Suplemento cultural ABABOL, del diario La Verdad, junio de 2008
José Belmonte Serrano
La trayectoria literaria de Sebastián Mondéjar ha sido impecable. En poco más de diez años ha publicado tan sólo tres libros, dos de ellos, El jardín errante y el que aquí reseñamos, La herencia invisible, premiados con dos importantes galardones: el primero con el Oliver Belmás, mientras que con el segundo de los citados ha sido distinguido como único finalista del I Premio Internacional Los Odres, de la Fundación López Rejas. Trayectoria impecable que hace justicia a una poesía que sabe a fruta madura, a vida vivida intensamente y no precisamente debido al ajetreo del autor; un hombre que viene de la música más serena, del jazz, sino a sus finas dotes de privilegiado observador que contempla el paso del tiempo desde su butaca y en primera fila, sin que se le escape el más mínimo detalle.
De esa manera, la poesía de Sebastián Mondéjar (Murcia, 1956) se nos antoja, para empezar, cosa sencilla, porque sus palabras atesoran esa música antigua que siempre ha acompañado al hombre desde que el mundo es mundo: desde el sonido de la lluvia hasta la respiración acompasada de una dama que nos aguarda a altas horas de la madrugada. No nos extraña, pues, que algunos de estos poemas estén dedicados a otros escritores y poetas, amigos y contemporáneos de Mondéjar, como Pepe Rubio, Eloy Sánchez Rosillo, Pedro García Montalvo o José Antonio Martínez Muñoz.
La herencia invisible sabe a verdad, como un abrazo, como el calor que desprende una criatura mientras duerme. Nos parece muy significativa la cita que va al frente de uno de sus primeros poemas, titulado “Introspección”, del casi ya olvidado escritor francés Michel de Montaigne: “Que me arrastren los años si quieren, pero hacia atrás”: “La vida es tan potente, que la muerte –escribe Mondéjar en esa misma composición- / es pura anécdota, discreto asentimiento”. Ahí reside la clave, a nuestro entender, de este poemario que posee una sólida cohesión interna, y que, asimismo, destila música por todos sus poros.
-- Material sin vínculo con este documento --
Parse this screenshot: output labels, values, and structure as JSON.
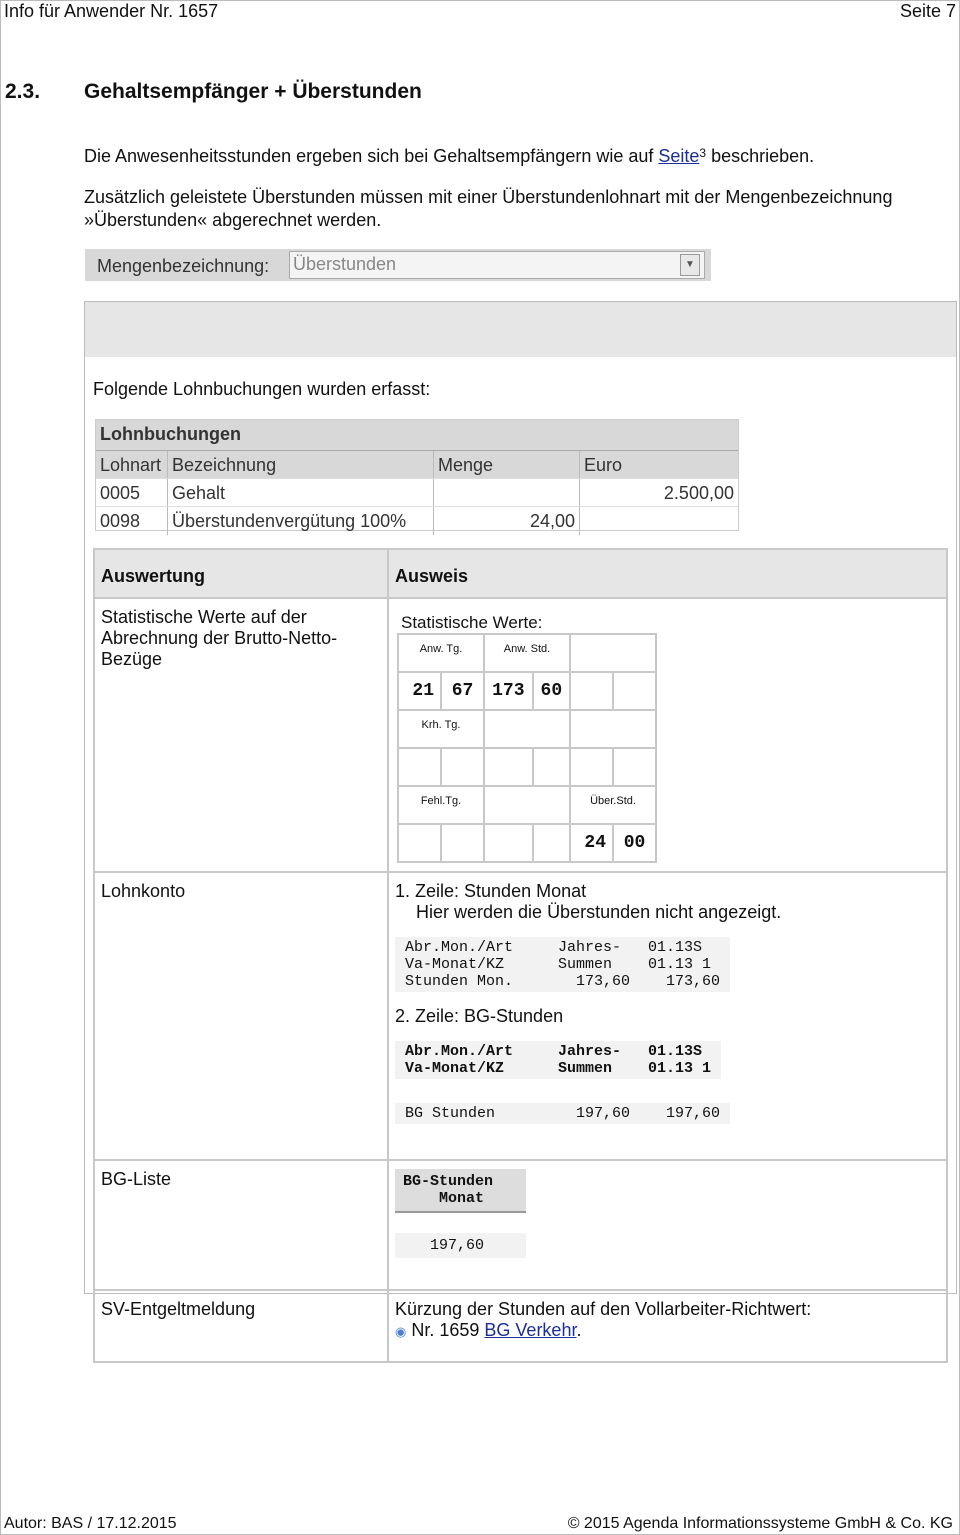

Son memorables muchos de sus poemas extensos, como el titulado “El malecón”, dedicado no por casualidad, a uno de los novelistas más exquisitos de todo el panorama de la narrativa nacional, Pedro García Montalvo. Pero tampoco conviene dejar a un lado esos otros poemas con los que, en apenas dos o tres versos, inventa un mundo desde la nada, o desde ese todo que es la vida: “Ala quieta del instante. / Latido detenido en su constancia”: Amén.